You have one paragraph, around 30 – 60 words max
This patient has the additional current/past medical conditions
Estimated full cost of all components of treatment (GST exclusive) in NZD (estimate required on provider letterhead)
eg ”Costs will be defined accurately when application is accepted”
It is not usually possible to receive quotes on letterhead unless a consultation has taken place, but as this is overseas it’s not often possible. Figures for vaginoplasty surgery are around $30,000NZD in Thailand
The Ministry of Health resource pages
Top 10 Frequently Asked Questions
Q: How many people are currently on the waiting list?
A: Over 80, which means around a 40 year waiting time once on the waiting list.
Q: Why only 80 in the whole country?
A: One major reason is that it is very hard to find information about how to get on the list. Another reason is that many medical professionals have been reluctant to put people on the list, due to the anticipated length of the waiting time. Many trans people also do not see a point in applying to get put on the list, because of the waiting time.
Q: How many patients receive care (surgery) via the list each year?
A: The funding is allocated separately for transmasculine and transfeminine people, with the government funding three male-to-female surgeries and one female-to-male every two years. Hence the 40 year wait.
Q: Why are so few people able to access this essential healthcare?
A: It’s about funding allocation. One aspect is that the number of patients on the waiting list is used to measure the need, which in turn influences how much funding is allocated. Historically it has been exceptionally difficult to find information or get onto the waiting list, so the waiting list does not reflect the need.
Q: Are there surgeons in New Zealand who perform GRS?
A: There has been one surgeon performing bottom surgeries for trans women in New Zealand, however he retired in recent years and was unable, despite ongoing effort, to find somone to replace him.
There are have been, and continue to be, no surgeons in Aotearoa who perform GRS for trans men.
Currently no GRS is being performed in New Zealand
Q: Where have trans men been getting GRS?
A: They have been sent overseas
Q: Why have trans women not been sent overseas?
A: Legally, sending patients overseas on public funding is not allowed if the surgery could, in theory, be performed in New Zealand
Q: Now that no surgeries are available in Aotearoa, will trans women be able to go overseas and choose their surgeon too?
A: We hope so. The Ministry of Health is anticipating that state funded surgeries will begin in 2016 – 2017. Whether this will be in Aotearoa or overseas remains to be seen.
Q: If surgery in New Zealand cost $150,000 but surgery in Thailand costs $30,000 does that mean 5 x the number of surgeries will be carried out each year?

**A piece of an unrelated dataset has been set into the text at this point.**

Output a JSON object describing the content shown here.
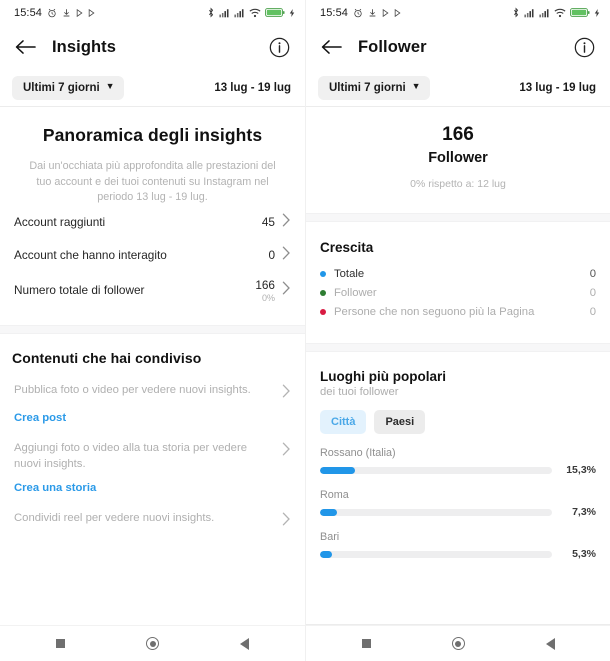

A: We certainly hope so, and are advocating for this.
Q: How can I help to change this situation?
A: If every trans person who wants or needs surgery was able to go on the High Cost Treatment Pool waiting list, we would have solid numbers to show the need, and request funding be allocated to meet the need.
Gender Minorities Aotearoa encourages all who want surgery to research their options, talk with surgeons, and apply to be put on the waiting list for High Cost Treatment Pool funding.
There are resources regarding surgery types and lists of approved surgeons here.
You can also write letters to newspapers, write opinion pieces and send them to online news publishers, talk with friends and whanau, write or talk to your local MP, and you can probably think of even more. For information on how to write great letters to editors and send effective submissions to parliament, check out our advocacy guide here.
Together, we will create the future.